Reyes 19, 16b. 19-21; Sal 15, 1-2a y 5. 7-8. 9-10. 11; san Pablo a los Gálatas 5, 1. 13-18; san Lucas 9, 51-62

“Para vivir en libertad, Cristo nos ha liberado”. Muchas veces hemos sentido compasión al ver un insignificante pajarito encerrado en una jaula. Ese columpio y ese alpiste, junto con el barreñito de agua, suele ser el “ajuar” inseparable del prisionero volador. Recuerdo, siendo un chaval, que en casa de mi abuela tenían un “canario” que se llamaba Manolo. Alguna vez caí en la tentación de abrir su jaula, y así brindarle la posibilidad de darse un “garbeo” por la sala de estar. Sin embargo, un día que iba a mis “andadas”, no caí en la cuenta de que la puerta del balcón se encontraba abierta… y el pájaro voló (pero, esta vez, de verdad). El disgusto en la casa fue enorme. “¡Ay mi pobre Manolo!” (decía mi abuela). “¡Qué desgracia tan grande, y qué frío va a pasar! (replicaba una de mis tías). Yo no sabía si llorar, o alegrarme por la nueva vida del “canario”.

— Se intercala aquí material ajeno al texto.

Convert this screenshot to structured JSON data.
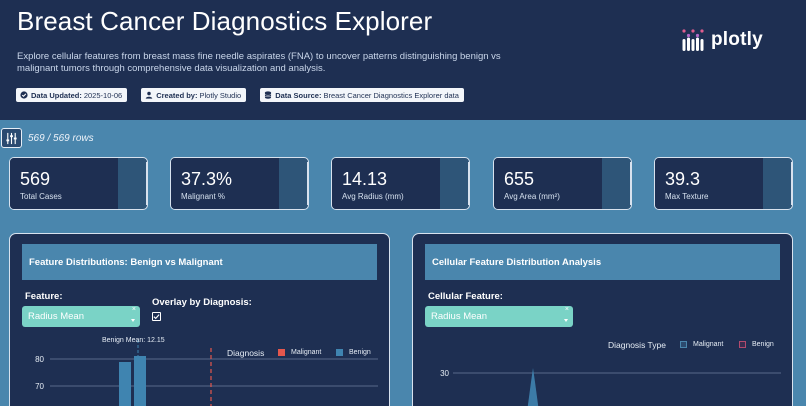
{
  "header": {
    "title": "Breast Cancer Diagnostics Explorer",
    "subtitle": "Explore cellular features from breast mass fine needle aspirates (FNA) to uncover patterns distinguishing benign vs malignant tumors through comprehensive data visualization and analysis.",
    "badges": [
      {
        "key": "Data Updated:",
        "value": "2025-10-06",
        "icon": "check-circle-icon"
      },
      {
        "key": "Created by:",
        "value": "Plotly Studio",
        "icon": "user-icon"
      },
      {
        "key": "Data Source:",
        "value": "Breast Cancer Diagnostics Explorer data",
        "icon": "database-icon"
      }
    ],
    "logo_text": "plotly"
  },
  "filter": {
    "rows_text": "569 / 569 rows",
    "icon": "sliders-icon"
  },
  "kpis": [
    {
      "value": "569",
      "label": "Total Cases"
    },
    {
      "value": "37.3%",
      "label": "Malignant %"
    },
    {
      "value": "14.13",
      "label": "Avg Radius (mm)"
    },
    {
      "value": "655",
      "label": "Avg Area (mm²)"
    },
    {
      "value": "39.3",
      "label": "Max Texture"
    }
  ],
  "colors": {
    "header_bg": "#1e2f52",
    "page_bg": "#4a86ad",
    "select_bg": "#7ad3c6",
    "malignant": "#e4574d",
    "benign": "#3f84b0",
    "malignant_alt": "#9b3b5d",
    "benign_alt": "#2c6c8c"
  },
  "card_left": {
    "title": "Feature Distributions: Benign vs Malignant",
    "feature_label": "Feature:",
    "feature_value": "Radius Mean",
    "overlay_label": "Overlay by Diagnosis:",
    "overlay_checked": true,
    "annotation": "Benign Mean: 12.15",
    "legend_title": "Diagnosis",
    "legend_items": [
      "Malignant",
      "Benign"
    ]
  },
  "card_right": {
    "title": "Cellular Feature Distribution Analysis",
    "feature_label": "Cellular Feature:",
    "feature_value": "Radius Mean",
    "legend_title": "Diagnosis Type",
    "legend_items": [
      "Malignant",
      "Benign"
    ]
  },
  "chart_data": [
    {
      "type": "bar",
      "title": "",
      "y_ticks": [
        "80",
        "70"
      ],
      "ylim": [
        60,
        85
      ],
      "series": [
        {
          "name": "Benign",
          "values": [
            79,
            80.5
          ]
        }
      ],
      "annotation": "Benign Mean: 12.15"
    },
    {
      "type": "area",
      "title": "",
      "y_ticks": [
        "30"
      ],
      "series": [
        {
          "name": "Malignant",
          "values": []
        },
        {
          "name": "Benign",
          "values": []
        }
      ]
    }
  ]
}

Al siguiente fin de semana, que fui con mis padres a visitar de nuevo a mi abuela, la sorpresa fue enorme. Al entrar en el salón escuché el “pío, pío” inconfundible del “canario”. Por un momento pensé que se habían “agenciado” un nuevo pájaro, pero comprobé que se trataba del añorado Manolo. Mi abuela me explicó que al día siguiente de haberse escapado, escucharon unos golpecitos en una de las ventanas, y que se trataba de Manolo que quería entrar en la casa. Pero, lo verdaderamente sorprendente, es que, por su cuenta, entró en la jaula que tenía la puerta abierta… y allí, aparentemente feliz, se quedó Manolo.

Esta historia, real como la vida misma, creo que nos viene “al pelo” después de leer la carta de san Pablo a los Gálatas. Cuando el Apóstol nos habla del yugo de la esclavitud, se está refiriendo a esas “jaulas” que nos vamos fabricando a lo largo de los años. Creemos que ser libres es hacer lo que se nos antoje. Pero esos antojos no son otra cosa, sino pequeños grilletes que van “adornando” nuestra vida, hasta que, finalmente, nos impiden volar. Puede ser que alguien nos invite a salir de esa jaula (un buen amigo, un sacerdote, un familiar que nos quiere…). Sólo es necesario que transcurran unas horas, o unos días, para que uno vuelva la vista atrás echando de menos las “comodidades” de ese alpiste, y ese barreñito tan majo en el bebíamos sin que nadie nos molestara. Pero, como dice el propio san Pablo, en realidad se trataba de “una libertad para que se aproveche la carne”.

“En cambio, si os guía el Espíritu, no estáis bajo el dominio de la Ley”. La fuerza de Dios, su Gracia, es la garantía de nuestra libertad. Y ya puede alguien venirnos con cualquier monserga (llámese alpiste o riquezas, barreño u honores), que si no lleva el sello de lo divino (entregarnos a los demás por amor, es decir, sin esperar nada a cambio), de poco nos servirá. Este planteamiento que parece tan simple, en realidad no lo es, porque la manera con que nos complicamos la vida (el medir y calibrar las cosas desde la perspectiva de nuestra jaula), nos hace la jugarreta de pensar que actuamos con más libertad cuanto más tenemos, o cuantas más “seguridades” poseamos.

“El que echa mano al arado y sigue mirando atrás no vale para el reino de Dios”. A Manolo, el “canario”, como pájaro, le guiaba el instinto de conservación que le dejó fuertemente anclado en su pequeña jaula. Nosotros, además del instinto animal, poseemos el olfato de lo divino, gracias al Bautismo. Y estamos creados para volar… y volar muy alto. Esto es la vida interior. María es la criatura más libre de la creación, porque es la llena de gracia… ¿No oyes una voz en tu interior que te dice: “Sígueme”? Dile que sí, y descubrirás que tu vocación es la libertad.